Este artículo se publicó hace mucho tiempo. Es posible que haya cambiado mi manera de pensar desde entonces.
El español es un idioma especialmente rico en lo que se refiere al lenguaje vulgar, transversal a cualquier estrato (incluso a algún académico de la RAE). En internet muchos lo usamos en nuestro día a día, y desde la llegada de los smartphone, además, todo el día. Y sin embargo, parece que hay un agente que está empeñado en impedírnoslo. Se llama Google.
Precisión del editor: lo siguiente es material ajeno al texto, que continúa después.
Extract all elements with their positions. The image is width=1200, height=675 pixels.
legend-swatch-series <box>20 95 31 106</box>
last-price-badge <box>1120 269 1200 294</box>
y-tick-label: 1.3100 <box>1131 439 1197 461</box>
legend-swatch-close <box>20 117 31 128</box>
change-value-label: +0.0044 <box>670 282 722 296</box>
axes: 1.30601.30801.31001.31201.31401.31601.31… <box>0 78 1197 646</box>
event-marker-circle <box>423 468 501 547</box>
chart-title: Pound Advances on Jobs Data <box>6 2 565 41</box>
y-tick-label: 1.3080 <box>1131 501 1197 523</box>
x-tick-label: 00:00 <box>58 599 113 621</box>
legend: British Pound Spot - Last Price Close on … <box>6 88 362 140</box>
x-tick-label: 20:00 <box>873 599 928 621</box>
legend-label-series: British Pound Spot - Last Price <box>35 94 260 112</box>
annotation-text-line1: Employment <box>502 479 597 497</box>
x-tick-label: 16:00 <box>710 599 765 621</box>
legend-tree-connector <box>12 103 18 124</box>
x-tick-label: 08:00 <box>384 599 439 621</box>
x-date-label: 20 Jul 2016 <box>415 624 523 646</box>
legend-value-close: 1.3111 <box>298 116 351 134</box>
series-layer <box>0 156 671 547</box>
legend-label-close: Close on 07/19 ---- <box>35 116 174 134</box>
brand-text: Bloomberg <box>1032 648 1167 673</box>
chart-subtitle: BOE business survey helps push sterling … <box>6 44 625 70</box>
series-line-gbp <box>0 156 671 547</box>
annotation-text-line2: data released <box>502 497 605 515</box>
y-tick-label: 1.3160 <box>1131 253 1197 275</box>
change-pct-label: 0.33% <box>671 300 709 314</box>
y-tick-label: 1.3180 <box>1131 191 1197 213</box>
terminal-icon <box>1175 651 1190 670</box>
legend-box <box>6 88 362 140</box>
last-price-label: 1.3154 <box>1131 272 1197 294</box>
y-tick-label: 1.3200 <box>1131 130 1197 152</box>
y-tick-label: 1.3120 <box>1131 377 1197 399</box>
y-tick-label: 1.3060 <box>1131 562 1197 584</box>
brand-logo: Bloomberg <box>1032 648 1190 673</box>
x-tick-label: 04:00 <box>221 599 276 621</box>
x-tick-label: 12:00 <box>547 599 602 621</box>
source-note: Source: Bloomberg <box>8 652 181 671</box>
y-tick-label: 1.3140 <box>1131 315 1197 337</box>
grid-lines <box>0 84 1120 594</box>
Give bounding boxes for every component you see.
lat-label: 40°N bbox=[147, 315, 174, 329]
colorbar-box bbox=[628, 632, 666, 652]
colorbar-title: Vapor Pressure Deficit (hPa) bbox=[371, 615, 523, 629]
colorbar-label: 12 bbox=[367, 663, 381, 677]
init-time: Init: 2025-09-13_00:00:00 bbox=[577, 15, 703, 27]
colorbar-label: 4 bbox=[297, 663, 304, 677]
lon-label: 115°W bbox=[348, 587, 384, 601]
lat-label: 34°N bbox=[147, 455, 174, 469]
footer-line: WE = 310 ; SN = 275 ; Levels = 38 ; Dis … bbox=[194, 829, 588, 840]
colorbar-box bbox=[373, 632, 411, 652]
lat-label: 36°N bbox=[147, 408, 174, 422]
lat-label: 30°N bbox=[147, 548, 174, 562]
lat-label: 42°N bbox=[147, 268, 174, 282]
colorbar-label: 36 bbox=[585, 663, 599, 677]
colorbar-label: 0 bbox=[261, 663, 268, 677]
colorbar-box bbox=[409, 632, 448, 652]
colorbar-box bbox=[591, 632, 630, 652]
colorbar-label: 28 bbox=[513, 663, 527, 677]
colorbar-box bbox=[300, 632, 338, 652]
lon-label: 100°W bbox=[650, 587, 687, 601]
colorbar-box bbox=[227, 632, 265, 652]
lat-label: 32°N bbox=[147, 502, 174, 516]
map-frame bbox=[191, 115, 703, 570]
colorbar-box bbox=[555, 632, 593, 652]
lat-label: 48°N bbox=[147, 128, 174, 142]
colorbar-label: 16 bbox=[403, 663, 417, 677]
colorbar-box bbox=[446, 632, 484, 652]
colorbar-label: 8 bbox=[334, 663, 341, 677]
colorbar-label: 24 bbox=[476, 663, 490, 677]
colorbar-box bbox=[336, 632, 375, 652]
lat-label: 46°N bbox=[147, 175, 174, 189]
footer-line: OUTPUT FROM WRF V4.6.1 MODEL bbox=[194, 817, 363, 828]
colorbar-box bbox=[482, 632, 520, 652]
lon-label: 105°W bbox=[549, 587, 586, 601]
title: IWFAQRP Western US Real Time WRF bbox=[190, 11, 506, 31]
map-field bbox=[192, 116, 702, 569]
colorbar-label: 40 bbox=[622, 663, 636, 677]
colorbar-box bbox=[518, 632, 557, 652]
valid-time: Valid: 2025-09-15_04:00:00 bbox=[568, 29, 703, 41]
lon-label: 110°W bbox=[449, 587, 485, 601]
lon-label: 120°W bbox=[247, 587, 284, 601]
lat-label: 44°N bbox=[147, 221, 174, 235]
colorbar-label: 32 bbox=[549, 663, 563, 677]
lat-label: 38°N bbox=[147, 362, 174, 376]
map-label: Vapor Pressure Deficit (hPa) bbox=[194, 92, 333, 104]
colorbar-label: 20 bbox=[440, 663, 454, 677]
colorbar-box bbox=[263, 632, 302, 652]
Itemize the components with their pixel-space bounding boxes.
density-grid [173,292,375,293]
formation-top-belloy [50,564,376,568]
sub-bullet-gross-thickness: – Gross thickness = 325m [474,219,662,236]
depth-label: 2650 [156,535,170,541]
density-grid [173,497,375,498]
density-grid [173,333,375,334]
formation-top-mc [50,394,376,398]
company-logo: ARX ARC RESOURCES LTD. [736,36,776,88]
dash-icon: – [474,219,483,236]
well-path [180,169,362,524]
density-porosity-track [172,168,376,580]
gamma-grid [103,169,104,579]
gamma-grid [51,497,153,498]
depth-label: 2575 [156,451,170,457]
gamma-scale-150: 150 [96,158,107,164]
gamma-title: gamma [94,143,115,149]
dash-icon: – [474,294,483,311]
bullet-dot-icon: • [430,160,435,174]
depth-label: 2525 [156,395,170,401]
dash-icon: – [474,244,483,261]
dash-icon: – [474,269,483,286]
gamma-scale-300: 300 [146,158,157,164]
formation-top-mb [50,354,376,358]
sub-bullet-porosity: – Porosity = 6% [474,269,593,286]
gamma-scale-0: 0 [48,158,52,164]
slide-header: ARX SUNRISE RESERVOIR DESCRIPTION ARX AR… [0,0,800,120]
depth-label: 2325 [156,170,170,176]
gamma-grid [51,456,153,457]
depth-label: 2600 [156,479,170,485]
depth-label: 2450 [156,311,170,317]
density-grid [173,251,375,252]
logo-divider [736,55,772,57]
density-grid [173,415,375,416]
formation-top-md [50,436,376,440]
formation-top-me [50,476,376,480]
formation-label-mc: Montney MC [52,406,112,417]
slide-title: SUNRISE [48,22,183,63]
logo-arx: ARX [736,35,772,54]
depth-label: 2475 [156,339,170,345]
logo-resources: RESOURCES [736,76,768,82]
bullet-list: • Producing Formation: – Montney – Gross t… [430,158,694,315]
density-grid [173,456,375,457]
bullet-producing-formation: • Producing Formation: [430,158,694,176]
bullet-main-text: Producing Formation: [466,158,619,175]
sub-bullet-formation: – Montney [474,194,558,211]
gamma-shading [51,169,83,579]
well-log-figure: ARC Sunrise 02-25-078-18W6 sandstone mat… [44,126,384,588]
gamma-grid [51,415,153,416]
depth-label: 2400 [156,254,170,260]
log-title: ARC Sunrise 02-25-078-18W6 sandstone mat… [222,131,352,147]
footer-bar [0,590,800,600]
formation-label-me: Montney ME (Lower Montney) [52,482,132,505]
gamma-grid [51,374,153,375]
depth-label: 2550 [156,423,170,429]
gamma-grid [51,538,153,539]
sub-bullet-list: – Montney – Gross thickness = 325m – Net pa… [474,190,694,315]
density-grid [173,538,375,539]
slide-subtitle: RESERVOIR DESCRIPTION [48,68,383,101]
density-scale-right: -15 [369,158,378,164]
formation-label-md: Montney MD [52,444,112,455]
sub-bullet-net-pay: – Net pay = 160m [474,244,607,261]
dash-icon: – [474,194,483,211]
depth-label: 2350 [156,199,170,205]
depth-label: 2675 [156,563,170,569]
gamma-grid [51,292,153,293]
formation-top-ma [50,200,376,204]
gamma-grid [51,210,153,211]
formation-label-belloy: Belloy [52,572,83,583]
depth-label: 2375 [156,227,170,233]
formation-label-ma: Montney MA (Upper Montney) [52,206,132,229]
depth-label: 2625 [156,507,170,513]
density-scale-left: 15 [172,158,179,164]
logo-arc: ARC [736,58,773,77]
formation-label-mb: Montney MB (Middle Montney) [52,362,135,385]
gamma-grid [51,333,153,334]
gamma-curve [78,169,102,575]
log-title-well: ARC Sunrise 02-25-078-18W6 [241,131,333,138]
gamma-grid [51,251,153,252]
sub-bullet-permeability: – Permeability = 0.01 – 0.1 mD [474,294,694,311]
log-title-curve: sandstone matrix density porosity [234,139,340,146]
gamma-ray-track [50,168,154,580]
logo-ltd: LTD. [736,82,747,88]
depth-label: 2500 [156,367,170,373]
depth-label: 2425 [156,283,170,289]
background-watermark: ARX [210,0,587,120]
Intentad escribir cualquier insulto estándar con el teclado predictivo de Android. No: efectivamente, no se puede. Ahora intentad añadirlo al diccionario. No, tampoco se puede, porque ya está en el diccionario, en una lista negra. Y ahí tenemos a la cultura estadounidense imponiéndonos su conservadurismo lingüístico en nuestra vida cotidiana, sin que importe si eres de Oklahoma o de Albacete.
Es un ejemplo sencillo, irrelevante, de lo presuntuosos que pueden llegar a ser quienes diseñan los productos que utilizamos a todas horas. Al diseñar hay que tomar decisiones sobre temas que el usuario quizá no conoce y que repercutirán positivamente en su experiencia, pero esto no es sinónimo de poder imponerle valores. Apple, que busca, con su ecosistema cerrado, «una experiencia de usuario de calidad». Facebook o Twitter, restringiendo la libertad de los desarrolladores que tanto valor añadido les han aportado. O quizá no informarnos ninguna como es debido de lo que hacen con nuestra información.
Parece una tontería, pero es una cultura que impregna las compañías del mundo tecnológico: la de no respetar nuestra libertad. No caigamos en el relativismo, en justificarlas «porque son empresas». Defendamos nuestros derechos antes de que sea demasiado tarde. Dejadme hacer con mis aparatitos lo que yo quiera, gracias.